Pianos, accordions, brass instruments and sheet music were the staples before Jack branched out and started selling “harmonicas and a few 78s” (records that played at 78rpm.) Towards the end of the 1950s they began stocking singles along with electric guitars and amplifiers as rock’n’roll gripped Swindon – or at least those bequiffed younger elements newly enraptured by the likes of Elvis, Chuck Berry, Bill Haley… This is what Jack Kempster, himself an accomplished musician, told the Adver in May 1961: “Rock ‘n’roll is one of the finest things that could have happened for younger people.
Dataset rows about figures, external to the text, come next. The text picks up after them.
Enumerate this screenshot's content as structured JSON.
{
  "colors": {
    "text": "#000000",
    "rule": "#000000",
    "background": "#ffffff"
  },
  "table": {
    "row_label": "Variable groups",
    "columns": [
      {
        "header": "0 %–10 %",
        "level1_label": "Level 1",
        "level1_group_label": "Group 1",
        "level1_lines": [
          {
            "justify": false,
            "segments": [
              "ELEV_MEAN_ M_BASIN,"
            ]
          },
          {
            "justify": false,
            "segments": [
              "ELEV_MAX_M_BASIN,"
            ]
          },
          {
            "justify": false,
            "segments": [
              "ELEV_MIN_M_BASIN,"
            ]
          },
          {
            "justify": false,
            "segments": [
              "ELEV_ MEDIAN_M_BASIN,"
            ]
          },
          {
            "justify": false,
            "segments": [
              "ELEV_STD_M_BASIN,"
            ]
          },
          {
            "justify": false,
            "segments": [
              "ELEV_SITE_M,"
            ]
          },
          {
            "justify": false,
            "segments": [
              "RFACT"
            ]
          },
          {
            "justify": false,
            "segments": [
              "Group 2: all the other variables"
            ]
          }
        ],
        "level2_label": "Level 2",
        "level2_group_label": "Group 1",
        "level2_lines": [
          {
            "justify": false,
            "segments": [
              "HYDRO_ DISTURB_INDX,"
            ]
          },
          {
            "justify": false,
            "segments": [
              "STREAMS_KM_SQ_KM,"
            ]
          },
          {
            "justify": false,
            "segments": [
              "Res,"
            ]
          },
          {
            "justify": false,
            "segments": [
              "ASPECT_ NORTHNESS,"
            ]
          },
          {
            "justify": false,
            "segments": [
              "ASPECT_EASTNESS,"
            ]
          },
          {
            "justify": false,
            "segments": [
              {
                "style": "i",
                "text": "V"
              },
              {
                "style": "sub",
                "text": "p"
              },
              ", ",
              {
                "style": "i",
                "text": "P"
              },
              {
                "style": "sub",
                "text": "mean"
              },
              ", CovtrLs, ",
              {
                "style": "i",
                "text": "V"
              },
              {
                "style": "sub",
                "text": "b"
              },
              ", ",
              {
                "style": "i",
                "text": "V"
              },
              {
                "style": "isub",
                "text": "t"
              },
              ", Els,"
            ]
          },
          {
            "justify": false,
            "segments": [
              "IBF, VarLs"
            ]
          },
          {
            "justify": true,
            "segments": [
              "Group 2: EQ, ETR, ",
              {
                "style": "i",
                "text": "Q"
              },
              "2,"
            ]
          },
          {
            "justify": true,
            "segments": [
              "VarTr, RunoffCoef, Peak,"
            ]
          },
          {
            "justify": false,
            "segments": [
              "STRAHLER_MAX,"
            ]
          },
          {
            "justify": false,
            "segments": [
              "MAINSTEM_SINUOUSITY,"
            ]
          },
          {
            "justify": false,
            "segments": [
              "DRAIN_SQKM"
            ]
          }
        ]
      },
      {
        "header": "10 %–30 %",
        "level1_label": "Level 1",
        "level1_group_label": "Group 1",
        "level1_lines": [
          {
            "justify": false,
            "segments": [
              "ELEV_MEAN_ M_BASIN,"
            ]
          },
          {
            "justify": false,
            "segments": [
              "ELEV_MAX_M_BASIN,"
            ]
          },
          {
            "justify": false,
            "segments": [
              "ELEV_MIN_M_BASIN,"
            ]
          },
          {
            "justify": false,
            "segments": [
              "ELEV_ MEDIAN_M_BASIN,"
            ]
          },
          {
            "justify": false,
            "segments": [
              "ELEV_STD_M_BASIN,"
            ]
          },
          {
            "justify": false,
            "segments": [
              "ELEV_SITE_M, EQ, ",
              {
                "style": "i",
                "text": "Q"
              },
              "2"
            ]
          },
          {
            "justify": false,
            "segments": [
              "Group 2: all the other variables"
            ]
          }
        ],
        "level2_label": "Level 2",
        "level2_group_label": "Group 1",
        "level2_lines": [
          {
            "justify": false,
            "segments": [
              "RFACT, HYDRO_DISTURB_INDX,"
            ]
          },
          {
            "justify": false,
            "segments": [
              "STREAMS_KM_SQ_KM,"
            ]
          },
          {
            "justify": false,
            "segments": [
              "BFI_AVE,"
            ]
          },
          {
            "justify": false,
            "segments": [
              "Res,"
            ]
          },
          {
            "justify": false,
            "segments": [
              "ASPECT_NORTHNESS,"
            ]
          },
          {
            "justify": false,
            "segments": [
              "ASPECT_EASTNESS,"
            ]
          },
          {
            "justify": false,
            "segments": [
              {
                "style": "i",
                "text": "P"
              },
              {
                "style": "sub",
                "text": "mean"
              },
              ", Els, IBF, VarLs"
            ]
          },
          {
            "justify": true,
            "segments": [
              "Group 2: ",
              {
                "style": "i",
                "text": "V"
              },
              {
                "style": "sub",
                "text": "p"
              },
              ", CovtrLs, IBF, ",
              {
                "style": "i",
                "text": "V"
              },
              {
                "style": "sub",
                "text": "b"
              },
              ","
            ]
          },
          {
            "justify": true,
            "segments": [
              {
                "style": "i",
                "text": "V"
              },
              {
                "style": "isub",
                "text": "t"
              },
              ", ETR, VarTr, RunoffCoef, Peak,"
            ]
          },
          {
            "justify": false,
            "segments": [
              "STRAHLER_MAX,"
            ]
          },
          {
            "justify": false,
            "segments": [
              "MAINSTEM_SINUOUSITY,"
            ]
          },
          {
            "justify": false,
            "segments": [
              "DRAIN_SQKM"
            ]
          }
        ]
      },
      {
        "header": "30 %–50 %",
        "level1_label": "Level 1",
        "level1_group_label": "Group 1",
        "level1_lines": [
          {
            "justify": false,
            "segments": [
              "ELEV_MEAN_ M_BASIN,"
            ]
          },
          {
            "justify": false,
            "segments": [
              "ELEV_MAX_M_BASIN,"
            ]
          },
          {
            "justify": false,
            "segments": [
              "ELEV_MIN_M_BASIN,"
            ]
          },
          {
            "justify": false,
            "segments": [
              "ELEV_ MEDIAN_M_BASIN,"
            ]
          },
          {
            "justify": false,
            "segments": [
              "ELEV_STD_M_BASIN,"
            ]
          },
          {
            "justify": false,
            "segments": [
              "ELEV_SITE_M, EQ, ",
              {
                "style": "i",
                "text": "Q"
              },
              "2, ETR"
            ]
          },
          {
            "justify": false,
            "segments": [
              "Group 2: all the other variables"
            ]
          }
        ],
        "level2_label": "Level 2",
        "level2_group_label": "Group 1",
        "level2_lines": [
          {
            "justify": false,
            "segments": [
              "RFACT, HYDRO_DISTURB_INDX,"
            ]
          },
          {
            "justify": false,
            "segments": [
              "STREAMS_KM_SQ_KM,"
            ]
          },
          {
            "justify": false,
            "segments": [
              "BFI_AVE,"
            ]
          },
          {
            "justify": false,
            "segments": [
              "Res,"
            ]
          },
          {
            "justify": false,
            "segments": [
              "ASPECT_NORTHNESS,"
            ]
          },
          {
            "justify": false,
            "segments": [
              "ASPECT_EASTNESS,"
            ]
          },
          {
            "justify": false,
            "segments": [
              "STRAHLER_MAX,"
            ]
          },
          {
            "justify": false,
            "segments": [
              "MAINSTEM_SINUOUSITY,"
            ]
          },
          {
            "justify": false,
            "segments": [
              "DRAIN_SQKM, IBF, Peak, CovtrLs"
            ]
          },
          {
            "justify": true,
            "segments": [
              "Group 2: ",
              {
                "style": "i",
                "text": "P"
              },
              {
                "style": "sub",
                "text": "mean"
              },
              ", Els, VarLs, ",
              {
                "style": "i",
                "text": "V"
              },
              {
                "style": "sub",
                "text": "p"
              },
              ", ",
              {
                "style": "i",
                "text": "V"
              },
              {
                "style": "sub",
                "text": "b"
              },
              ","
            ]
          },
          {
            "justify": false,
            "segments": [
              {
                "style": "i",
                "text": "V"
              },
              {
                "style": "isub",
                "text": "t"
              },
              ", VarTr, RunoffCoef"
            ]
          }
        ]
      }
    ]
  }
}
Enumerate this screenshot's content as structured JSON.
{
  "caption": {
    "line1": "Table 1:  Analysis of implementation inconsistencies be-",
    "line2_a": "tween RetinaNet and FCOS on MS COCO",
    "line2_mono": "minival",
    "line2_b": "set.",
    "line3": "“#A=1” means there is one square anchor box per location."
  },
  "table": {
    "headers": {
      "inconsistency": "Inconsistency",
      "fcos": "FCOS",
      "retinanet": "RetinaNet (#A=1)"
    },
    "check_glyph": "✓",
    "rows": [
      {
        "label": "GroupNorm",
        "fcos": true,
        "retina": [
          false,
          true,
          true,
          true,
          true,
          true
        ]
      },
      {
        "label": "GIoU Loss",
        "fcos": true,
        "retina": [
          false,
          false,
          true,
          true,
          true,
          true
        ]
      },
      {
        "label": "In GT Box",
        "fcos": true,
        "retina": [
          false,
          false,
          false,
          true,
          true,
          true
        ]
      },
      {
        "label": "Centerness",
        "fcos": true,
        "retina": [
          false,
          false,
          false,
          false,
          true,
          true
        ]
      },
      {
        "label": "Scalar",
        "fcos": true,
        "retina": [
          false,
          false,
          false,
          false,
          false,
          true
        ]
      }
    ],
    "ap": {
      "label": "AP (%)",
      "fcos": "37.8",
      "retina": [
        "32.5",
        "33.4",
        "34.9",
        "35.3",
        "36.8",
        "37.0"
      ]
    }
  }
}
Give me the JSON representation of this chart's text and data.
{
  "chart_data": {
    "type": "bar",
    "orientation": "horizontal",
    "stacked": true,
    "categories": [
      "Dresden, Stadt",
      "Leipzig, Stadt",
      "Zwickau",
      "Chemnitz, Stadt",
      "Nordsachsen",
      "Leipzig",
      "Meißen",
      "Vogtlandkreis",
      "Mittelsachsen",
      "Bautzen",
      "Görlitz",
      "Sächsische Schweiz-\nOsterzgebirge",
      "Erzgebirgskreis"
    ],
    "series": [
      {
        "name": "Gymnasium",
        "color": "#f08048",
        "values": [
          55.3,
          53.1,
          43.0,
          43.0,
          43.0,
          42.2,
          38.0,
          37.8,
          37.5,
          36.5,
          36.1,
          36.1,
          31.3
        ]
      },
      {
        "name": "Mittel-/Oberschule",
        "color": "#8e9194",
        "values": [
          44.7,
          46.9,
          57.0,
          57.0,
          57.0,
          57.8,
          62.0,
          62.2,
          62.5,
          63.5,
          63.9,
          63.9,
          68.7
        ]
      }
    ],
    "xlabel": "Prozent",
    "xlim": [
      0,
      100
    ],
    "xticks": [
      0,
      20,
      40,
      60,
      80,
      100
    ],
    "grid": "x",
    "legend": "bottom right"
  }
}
“Many who did not know they had any music in them have taken it up seriously by buying rock‘n’roll guitars. There are now several rock groups playing in and around Swindon that are as good as you will find anywhere.
“They started off with cheap guitars when the craze came in two or three years ago and now will spend £50 on a new electric guitar.” Often on hire purchase… Jack added: “Rock‘n’roll has certainly been more than a passing craze with these lads.”
Three years later Jack reported a run on harmonicas due to the “sudden popularity of rhythm and blues. Groups like the Rolling Stones use harmonica very effectively indeed…”
He added: “It’s all a case of keeping up with the Joneses really.” The Brian Joneses, presumably.
Our 1973 feature on Kempster & Son spoke of the shop stocking 2,000 album titles, an extensive range of singles, 80 tape cassette titles “and roughly the same number of cartridges” (remember them?) from the downstairs premises. Meanwhile, musicians from as far as Bath and Gloucester patronised the “flourishing musical instrument department” upstairs. Former Commonweal student Jeff, we reported, was building up the cassette and cartridge side of the business while continuing to stock soul and r‘n’b imports from the States for a hardened horde of slavering aficionados and local DJs.
Today he says: “We closed our record department about 28 years ago. WH Smith killed it for us, offering £1 off the Top 50 albums. It took all the profit out of it for us.
“We had three people run the record department so we couldn’t afford to run the department after that.”
Jeff adds: “I still miss the record department. It’s a great shame. I loved playing them.”
- REFLECTING on his Kempsters paper bag Pete Cousins, 65, whose bands have included Tomorrow’s Children, Teenage Polecats, Stadium Dogs and various Teddy White incarnations, says: “If I’d kept every one of these bags I’d have to build a new shed.
“I was nine or ten when I bought my first single from Kempsters. Over the years I must have bought about 80 per cent of my music from them.
“For many years, until being a mod started taking my money for an ever-changing wardrobe, every single penny of my pocket money, and later wages, went on records – so I must have had a fair old few bags.
“There was a carousel on the counter at Kempsters which held 45rpm singles on various labels by various artists. The one thing they all seemed to have had in common was that they had black labels with silver grey writing.
“They were Buddy Holly on Coral, Eddie Cochran on London American… after buying a few I knew I could pick anything out of the carousel and buy it without listening.”
- GARY Williams, 59, worked at Kempsters for around five years in Seventies, while also dee-jaying at the Brunel Rooms and Vadims.
He says: “My first day job was in the Kempsters record department. Mum and dad were not too chuffed that I’d left school instead of going on to teacher training college. But they were somewhat mollified when Jeff promoted me to manager.
“It was perfect for me... record shop in the day and dee-jaying at night. Who needed sleep in those days?
“Most of the Swindon DJs came to us. Saturday was a big day because that was usually when we took delivery of northern soul imports which I had taken a punt on.
“I only ordered a few copies of each so – after me – it was first come, first served.”